Nivathan: Zero trust security operates on the principle of not automatically trusting anyone and requires individuals to verify their identity to access corporate environments. This differs from traditional perimeter-based security, where access is granted based on being inside the corporate network. In a traditional setup, if an attacker breaches the network, they can move laterally and gain complete access. Zero trust security mitigates this risk and is better suited for modern IT infrastructure distributed across cloud and on-premise environments, requiring frequent identity verification.
Q: How are you helping companies in implementing Zero Trust?
Nivathan: The primary objective of implementing Zero Trust is to prevent unauthorized access and minimize the impact of security breaches. As identity has become a critical layer, I help companies implement Zero Trust by integrating best practices in identity security and access management. This includes various practices such as just-in-time (JIT) access, which provides time-bound temporary access to critical systems (crown jewels), passwordless authentication, continuous multifactor authentication, user behavior analytics, access observability, and real-time threat detection. These tools and practices are essential for adequate identity security.
Q: What are the major trends in cybersecurity today?
Nivathan: Many companies are racing to develop AI products, leading to the deployment of workloads across different cloud providers. This trend results in the use of multiple cloud vendors and the widespread distribution of workloads. Furthermore, the workforce is increasingly remote and globally dispersed. Evolving threats present challenges in securing IT and cloud workloads. Our traditional practices are not scalable enough to address these changes, so it’s important to proactively prepare with the necessary tools and technology to defend against threats.

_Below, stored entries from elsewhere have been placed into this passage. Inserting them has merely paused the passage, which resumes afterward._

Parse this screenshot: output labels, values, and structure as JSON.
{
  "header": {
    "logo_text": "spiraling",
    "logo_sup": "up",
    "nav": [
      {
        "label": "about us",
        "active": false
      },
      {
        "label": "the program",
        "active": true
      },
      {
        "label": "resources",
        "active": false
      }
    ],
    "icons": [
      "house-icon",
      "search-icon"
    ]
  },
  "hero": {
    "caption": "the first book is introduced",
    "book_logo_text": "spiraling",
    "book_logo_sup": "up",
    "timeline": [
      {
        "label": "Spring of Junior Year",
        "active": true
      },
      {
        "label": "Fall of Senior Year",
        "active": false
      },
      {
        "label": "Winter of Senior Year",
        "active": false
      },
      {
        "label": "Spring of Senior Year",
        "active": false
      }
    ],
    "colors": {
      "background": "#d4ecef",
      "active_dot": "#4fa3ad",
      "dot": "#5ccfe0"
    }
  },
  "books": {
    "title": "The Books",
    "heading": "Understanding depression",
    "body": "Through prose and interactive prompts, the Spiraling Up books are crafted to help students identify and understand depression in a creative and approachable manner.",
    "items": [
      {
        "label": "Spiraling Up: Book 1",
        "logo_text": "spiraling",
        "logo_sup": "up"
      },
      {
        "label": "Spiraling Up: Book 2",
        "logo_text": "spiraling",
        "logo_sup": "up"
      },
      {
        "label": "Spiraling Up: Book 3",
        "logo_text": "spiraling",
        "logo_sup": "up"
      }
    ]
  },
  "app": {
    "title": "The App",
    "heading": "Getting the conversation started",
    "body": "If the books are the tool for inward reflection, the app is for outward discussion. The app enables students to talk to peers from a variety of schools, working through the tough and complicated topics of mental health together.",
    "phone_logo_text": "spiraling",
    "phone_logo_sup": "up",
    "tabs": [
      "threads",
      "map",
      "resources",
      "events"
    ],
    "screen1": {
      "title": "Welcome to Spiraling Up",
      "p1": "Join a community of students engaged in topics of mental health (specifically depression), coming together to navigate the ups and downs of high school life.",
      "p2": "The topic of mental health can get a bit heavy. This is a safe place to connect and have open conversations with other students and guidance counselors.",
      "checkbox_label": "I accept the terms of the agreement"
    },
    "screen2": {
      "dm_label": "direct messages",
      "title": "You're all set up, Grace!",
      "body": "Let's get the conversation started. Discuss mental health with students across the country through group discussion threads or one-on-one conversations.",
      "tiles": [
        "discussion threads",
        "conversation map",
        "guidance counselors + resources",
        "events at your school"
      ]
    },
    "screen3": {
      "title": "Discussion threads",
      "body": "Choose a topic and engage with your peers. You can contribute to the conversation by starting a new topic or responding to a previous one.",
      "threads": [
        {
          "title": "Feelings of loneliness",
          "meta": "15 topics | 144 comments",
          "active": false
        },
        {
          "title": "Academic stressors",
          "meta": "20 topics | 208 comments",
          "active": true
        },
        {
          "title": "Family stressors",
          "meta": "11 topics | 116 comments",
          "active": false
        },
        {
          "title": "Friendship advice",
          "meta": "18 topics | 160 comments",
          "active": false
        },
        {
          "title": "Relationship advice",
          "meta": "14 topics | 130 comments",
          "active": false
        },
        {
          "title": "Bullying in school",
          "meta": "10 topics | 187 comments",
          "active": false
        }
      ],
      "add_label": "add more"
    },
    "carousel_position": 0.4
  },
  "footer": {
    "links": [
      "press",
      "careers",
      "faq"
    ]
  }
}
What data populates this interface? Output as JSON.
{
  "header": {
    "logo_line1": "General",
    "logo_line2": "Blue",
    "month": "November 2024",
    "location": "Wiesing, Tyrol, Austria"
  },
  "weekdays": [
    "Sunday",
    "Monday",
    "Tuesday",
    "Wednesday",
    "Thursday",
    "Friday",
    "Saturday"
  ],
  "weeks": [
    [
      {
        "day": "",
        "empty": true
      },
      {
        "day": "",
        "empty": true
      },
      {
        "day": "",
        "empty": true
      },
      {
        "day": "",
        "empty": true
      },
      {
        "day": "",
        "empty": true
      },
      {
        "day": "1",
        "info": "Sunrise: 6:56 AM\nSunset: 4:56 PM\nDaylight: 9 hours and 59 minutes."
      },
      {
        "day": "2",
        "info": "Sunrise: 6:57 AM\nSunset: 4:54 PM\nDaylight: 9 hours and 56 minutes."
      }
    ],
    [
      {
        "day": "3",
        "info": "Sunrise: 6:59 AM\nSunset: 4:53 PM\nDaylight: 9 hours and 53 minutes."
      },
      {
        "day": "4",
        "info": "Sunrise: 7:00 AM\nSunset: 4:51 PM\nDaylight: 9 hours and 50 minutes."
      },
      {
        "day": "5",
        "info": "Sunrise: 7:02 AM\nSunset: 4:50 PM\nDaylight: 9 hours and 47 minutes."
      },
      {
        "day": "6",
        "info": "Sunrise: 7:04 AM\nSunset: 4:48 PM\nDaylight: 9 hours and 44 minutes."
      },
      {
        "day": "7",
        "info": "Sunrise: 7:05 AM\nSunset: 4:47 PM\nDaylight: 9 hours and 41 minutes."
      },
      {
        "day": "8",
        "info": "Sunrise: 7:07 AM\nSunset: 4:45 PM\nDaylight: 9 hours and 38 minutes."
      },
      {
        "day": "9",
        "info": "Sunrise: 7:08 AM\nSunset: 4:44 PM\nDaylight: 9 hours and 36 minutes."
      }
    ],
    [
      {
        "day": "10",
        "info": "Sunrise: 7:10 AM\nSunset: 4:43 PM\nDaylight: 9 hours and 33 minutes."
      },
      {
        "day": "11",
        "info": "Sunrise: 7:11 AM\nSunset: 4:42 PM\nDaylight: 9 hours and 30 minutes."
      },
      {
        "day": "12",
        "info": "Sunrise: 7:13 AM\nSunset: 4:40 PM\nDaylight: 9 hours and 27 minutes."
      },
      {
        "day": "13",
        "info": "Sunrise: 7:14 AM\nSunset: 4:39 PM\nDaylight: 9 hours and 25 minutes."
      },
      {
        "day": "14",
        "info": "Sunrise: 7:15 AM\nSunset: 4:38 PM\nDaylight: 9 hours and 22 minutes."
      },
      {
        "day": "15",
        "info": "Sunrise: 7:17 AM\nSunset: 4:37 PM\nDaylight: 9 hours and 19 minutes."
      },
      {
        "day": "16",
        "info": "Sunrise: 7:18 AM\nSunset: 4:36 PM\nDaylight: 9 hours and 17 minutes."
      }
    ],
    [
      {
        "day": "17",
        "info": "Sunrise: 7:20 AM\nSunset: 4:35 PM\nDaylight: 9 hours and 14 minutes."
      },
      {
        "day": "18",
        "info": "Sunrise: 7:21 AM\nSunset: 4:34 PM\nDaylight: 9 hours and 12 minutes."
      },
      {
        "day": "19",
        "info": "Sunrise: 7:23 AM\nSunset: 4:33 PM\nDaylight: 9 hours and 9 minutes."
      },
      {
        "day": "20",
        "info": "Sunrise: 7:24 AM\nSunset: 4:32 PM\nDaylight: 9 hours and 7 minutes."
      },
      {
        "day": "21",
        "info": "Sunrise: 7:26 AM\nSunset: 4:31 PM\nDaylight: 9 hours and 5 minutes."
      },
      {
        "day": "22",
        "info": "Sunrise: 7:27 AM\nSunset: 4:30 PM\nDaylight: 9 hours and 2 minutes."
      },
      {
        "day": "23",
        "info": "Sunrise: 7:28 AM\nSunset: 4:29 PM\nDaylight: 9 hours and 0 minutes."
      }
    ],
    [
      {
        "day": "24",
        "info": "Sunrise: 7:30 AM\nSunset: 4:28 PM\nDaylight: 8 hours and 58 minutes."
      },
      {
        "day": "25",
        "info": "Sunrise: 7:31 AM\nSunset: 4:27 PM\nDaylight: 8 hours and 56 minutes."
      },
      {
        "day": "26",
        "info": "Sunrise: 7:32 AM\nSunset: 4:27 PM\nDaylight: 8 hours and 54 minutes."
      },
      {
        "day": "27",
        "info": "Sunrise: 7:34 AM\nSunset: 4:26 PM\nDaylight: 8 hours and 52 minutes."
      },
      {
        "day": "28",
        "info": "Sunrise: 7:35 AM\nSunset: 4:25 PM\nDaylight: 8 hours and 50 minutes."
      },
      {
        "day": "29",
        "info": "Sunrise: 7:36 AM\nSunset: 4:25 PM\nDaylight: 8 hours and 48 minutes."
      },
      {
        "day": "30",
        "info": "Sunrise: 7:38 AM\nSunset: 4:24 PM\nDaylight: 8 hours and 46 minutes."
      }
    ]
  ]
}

Q: What advice do you have for cybersecurity and IT leaders?
Nivathan: Organizations must adopt a security-first mindset; continuous learning is the key to achieving this. I urge everyone to invest in learning and enablement. Security should be a consideration from day one when adopting any new technology or software. It’s vital to foster collaboration between IT, security, and developers to prevent silos in practices between teams and to manage ownership. Additionally, encouraging the development team to have a security influencer may help proactively implement the measures and initiatives introduced by the security teams. It is worth noting that there’s no end game in security. It is an ongoing process, and organizations must continuously adapt to the evolving infrastructure and threats.
Safeguarding the cyber world from evolving threats
Nivathan Athiganoor Somasundharam is a cybersecurity professional with extensive experience in implementing DevSecOps practices and Zero Trust security measures. His work aims to safeguard organizations from constantly evolving cyber threats. His knowledge of modern infrastructure and cybersecurity provides insights for emerging cybersecurity leaders and organizations seeking to strengthen their defenses against cyber attacks and breaches. His approaches and contributions focus on assisting the cybersecurity community in adapting to ongoing cyber threats.